Let $(\Omega, \mathcal{F})$ be a measurable space and $\{f_n\}$ a sequence of functions such that $f_n:\Omega \rightarrow \mathbb{R}$ is a measurable function for each $n\ge 1$.
Let $\bar{\mathbb{R}}=\mathbb{R} \cup \{+\infty, -\infty\}$ be the extended real line and $\mathcal{B}(\bar{\mathbb{R}})=\sigma\left<\mathcal{B}(\mathbb{R}) \cup \{+\infty\} \cup \{-\infty\}\right>$ be the extended Borel $\sigma$-algebra on $\bar{\mathbb{R}}$.
Define $g= \Omega \rightarrow \bar{\mathbb{R}} $ as the supremum pointwise $g=sup_{n \ge 1}f_n$.
Then the book says that for show $g$ being measurable is enough to show that $g^{-1}((-\infty, r]) \in \mathcal{F}$ for each $r \in \mathbb{R}$. Thus it continues with the proof below.
$(-\infty, r] = \{\omega: g(\omega) \ge r \} = \\ \bigcap_{n=1}^{\infty} \{\omega: f_n(\omega) \ge r \}=\\ \bigcap_{n=1}^{\infty}f_n^{-1}((-\infty, r]) \in \mathcal{F} $
since $f_n^{-1}((-\infty, r]) \in \mathcal{F}$ for all $n \ge 1$ by the measurability of $f_n$.

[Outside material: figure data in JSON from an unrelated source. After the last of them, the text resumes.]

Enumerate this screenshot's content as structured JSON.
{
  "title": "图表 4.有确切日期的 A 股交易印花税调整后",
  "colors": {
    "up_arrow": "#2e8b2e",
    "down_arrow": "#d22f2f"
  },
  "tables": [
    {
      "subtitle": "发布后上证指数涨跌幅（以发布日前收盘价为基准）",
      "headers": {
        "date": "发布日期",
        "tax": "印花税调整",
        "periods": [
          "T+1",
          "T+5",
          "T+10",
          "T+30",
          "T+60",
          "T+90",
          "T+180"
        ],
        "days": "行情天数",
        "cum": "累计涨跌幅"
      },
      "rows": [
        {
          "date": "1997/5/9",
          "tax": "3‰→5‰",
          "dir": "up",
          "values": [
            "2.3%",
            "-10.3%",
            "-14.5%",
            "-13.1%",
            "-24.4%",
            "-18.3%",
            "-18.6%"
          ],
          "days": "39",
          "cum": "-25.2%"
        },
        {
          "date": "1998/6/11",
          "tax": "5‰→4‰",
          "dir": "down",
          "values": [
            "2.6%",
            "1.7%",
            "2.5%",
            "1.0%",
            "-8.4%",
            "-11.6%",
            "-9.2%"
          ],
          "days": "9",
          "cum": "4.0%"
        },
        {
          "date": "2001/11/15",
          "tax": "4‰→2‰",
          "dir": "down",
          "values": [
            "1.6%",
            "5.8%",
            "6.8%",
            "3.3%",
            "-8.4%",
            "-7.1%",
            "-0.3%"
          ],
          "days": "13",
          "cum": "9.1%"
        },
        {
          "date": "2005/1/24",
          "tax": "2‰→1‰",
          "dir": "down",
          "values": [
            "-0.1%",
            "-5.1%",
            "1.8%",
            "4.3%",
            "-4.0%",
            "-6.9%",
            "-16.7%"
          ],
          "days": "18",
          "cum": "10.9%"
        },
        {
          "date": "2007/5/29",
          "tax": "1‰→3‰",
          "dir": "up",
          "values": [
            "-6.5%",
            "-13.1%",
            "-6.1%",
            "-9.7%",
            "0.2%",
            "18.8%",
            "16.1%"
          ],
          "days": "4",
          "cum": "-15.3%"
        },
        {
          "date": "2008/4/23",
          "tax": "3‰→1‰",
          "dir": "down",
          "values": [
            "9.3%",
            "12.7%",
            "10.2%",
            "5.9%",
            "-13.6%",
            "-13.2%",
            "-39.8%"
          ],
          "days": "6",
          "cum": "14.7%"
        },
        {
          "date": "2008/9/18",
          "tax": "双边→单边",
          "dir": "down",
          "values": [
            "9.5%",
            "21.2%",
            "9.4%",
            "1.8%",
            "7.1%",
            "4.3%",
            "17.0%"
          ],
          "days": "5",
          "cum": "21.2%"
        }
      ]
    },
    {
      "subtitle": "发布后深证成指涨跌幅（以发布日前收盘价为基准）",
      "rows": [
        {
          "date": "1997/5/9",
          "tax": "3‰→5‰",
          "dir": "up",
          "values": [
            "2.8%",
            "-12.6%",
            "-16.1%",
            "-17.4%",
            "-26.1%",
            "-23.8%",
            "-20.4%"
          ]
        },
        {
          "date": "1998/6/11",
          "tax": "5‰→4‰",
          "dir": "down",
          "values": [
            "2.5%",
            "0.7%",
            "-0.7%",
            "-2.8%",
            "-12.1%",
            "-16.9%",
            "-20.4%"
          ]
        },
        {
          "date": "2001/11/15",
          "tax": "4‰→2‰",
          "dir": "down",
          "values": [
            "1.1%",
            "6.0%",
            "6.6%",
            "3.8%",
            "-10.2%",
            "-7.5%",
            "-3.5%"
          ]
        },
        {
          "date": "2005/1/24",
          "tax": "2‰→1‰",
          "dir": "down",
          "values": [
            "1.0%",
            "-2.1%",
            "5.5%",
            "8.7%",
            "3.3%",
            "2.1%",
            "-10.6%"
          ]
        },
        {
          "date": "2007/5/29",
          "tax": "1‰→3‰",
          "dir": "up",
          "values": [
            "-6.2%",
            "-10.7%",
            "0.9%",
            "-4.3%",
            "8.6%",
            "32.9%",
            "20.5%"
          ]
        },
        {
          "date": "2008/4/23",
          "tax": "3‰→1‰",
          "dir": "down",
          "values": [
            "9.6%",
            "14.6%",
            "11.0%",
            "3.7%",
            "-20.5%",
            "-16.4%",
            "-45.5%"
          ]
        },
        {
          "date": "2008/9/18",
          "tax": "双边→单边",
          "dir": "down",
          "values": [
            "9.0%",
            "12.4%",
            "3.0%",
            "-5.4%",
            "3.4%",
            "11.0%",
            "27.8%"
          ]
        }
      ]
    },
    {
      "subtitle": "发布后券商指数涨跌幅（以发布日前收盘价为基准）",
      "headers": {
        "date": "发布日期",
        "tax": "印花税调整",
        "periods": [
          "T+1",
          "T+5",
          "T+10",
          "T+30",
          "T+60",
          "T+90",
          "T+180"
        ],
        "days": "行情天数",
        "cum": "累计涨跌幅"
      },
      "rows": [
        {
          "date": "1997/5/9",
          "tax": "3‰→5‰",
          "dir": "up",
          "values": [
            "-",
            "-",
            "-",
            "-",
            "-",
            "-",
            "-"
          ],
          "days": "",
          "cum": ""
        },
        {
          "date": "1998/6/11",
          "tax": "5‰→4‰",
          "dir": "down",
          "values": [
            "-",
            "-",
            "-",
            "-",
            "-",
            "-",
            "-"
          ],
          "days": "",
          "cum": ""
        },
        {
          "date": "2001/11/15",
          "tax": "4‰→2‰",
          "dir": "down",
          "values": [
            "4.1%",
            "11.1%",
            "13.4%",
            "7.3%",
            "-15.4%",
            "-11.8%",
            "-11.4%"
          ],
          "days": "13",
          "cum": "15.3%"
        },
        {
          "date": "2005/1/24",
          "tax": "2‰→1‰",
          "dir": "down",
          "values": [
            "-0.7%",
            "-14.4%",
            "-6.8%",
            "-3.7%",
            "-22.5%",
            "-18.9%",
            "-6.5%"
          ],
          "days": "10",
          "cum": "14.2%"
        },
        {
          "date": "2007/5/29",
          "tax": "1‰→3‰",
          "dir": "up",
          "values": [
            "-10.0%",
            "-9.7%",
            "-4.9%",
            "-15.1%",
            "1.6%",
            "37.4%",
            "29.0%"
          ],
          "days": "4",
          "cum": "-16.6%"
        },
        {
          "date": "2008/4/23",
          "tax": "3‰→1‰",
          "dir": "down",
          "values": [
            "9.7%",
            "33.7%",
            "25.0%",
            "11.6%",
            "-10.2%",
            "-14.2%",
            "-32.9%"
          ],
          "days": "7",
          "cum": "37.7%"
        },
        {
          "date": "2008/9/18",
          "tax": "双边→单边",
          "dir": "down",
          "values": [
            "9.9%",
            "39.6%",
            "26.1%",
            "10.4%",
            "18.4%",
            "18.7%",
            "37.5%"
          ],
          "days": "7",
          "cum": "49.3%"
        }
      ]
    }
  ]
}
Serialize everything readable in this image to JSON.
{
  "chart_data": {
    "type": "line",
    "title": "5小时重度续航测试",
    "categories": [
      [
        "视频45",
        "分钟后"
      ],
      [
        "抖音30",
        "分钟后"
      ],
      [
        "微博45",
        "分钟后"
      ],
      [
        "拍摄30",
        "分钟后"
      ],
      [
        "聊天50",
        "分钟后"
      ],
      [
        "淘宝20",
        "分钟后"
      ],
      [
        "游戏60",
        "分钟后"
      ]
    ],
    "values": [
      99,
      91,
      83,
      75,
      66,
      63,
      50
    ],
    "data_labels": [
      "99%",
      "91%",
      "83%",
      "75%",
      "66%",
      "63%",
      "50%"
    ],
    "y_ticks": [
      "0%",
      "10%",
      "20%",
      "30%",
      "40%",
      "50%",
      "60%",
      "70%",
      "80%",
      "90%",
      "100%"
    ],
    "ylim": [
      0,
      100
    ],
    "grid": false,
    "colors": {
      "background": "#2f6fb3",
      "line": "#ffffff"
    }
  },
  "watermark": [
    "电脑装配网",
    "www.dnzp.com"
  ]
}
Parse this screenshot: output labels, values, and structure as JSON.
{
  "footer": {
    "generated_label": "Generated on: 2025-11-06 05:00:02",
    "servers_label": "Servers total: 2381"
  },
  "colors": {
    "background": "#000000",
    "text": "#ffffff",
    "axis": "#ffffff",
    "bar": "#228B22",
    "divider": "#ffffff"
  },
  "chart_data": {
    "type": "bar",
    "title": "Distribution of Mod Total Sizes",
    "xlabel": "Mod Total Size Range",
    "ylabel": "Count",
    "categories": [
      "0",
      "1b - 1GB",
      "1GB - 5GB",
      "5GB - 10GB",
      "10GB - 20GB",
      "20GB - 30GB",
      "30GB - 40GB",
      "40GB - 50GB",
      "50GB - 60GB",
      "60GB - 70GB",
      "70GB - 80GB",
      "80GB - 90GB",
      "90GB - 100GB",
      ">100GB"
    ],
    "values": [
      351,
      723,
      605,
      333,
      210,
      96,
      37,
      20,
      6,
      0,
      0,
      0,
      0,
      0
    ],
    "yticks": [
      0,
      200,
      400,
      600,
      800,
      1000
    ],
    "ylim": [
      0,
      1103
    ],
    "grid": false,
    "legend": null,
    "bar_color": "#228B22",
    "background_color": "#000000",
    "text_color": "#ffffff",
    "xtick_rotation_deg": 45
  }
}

What assures us that the countbale intersection of those sets is in $\mathcal{F}$?
You prove this using De-Morgan's law. Since the $\sigma-$algebra is closed under countable unions and under complements, and since by De-Morgan, the complement of the union is the intersection of the complements, then you get that the countable intersection of measurable sets must also be measurable.